Further, following the deposit insurance limit being hiked five-fold to ₹5 lakh with effect from February 4, 2020, the deposit insurance premium rate per ₹100 deposit has also been increased to ₹0.12 (or 12 paise) with effect from April 1, 2020 against ₹0.10 (10 paise) earlier.
Since April 1, 2015, 52 UCBs have been placed under All Inclusive Directions by the Reserve Bank, per RBI’s Report on Trend and Progress of Banking in India 2019-20.
Out of the total claims settled by DICGC since inception, around 94.3 per cent of claims pertained to co-operative banks that were liquidated, amalgamated, or restructured.
Section 35A of the Banking Regulation Act, 1949, empowers RBI to give Directions to prevent the affairs of any banking company being conducted in a manner detrimental to the interests of the depositors or in a way prejudicial to the interests of the banking company; or to secure the proper management of any banking company.

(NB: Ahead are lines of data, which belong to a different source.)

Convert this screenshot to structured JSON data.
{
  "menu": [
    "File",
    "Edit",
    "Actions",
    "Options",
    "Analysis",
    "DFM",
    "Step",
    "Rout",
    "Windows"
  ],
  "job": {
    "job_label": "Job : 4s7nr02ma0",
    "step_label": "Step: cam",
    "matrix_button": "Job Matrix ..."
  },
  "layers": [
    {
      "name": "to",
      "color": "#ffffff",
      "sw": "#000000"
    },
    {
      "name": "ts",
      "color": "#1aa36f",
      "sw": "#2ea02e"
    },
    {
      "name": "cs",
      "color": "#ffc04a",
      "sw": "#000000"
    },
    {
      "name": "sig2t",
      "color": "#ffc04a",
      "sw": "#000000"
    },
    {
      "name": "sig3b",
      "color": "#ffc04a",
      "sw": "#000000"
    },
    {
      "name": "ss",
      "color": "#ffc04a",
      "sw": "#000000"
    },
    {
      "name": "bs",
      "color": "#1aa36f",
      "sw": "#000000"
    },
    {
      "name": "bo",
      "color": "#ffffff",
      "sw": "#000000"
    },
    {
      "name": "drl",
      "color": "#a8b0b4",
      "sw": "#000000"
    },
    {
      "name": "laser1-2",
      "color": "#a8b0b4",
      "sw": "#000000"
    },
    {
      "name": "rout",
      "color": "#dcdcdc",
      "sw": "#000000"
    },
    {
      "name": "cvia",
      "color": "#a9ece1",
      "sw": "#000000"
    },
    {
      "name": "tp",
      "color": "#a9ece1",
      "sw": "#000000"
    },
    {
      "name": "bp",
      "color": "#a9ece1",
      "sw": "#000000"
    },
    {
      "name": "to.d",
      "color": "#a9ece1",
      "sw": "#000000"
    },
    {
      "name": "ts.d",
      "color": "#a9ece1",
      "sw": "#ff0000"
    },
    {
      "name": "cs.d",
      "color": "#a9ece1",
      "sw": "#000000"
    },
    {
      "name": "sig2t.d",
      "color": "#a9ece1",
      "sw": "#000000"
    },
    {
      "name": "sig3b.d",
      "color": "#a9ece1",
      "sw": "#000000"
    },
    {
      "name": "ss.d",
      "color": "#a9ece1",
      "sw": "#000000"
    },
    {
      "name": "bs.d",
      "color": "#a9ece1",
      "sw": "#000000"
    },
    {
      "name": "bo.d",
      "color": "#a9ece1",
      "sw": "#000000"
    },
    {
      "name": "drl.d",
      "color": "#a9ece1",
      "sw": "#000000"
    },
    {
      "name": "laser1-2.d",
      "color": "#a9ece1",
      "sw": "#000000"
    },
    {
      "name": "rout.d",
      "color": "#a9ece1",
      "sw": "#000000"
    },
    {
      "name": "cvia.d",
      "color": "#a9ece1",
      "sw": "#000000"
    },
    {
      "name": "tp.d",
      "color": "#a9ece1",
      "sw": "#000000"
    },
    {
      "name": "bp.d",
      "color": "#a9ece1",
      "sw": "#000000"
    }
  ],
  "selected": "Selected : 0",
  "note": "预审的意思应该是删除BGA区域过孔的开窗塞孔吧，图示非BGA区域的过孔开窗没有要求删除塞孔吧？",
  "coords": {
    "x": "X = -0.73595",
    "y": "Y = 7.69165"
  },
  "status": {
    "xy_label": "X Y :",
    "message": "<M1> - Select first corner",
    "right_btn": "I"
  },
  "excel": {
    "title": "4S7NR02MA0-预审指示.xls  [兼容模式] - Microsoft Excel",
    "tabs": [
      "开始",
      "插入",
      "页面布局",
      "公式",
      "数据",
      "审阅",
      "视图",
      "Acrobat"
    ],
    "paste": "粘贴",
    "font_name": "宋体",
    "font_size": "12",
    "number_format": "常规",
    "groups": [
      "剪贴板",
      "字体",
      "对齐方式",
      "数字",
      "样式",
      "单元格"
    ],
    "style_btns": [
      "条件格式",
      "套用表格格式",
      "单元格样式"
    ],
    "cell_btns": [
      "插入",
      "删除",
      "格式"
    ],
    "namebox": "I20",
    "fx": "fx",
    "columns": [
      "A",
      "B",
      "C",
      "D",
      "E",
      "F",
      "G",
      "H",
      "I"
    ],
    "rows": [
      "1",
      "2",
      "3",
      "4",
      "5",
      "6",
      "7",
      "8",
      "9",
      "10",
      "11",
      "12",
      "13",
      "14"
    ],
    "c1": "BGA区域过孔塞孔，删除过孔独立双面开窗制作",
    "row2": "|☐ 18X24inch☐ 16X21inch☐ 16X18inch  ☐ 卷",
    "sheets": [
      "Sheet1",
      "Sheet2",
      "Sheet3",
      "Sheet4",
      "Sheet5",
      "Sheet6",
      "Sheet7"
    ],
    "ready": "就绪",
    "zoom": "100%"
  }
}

A Bank under Directions cannot, without prior RBI approval, grant or renew any loans and advances, make any investment, incur any liability including borrowal of funds and acceptance of fresh deposits, among others.
If such a bank’s license is cancelled by RBI, triggering the commencement of liquidation proceedings, it is only then that depositors are entitled to repayment of their deposits from DICGC up to the ₹5 lakh monetary ceiling.
So far, very few banks under Directions have been revived. The time lag between a UCB first being placed under Directions till its license cancelled is fairly long.
For example, in the case of Mumbai-based CKP Co-operative Bank, it was six years. During this entire period, deposit withdrawal was capped at ₹10,000 per depositor.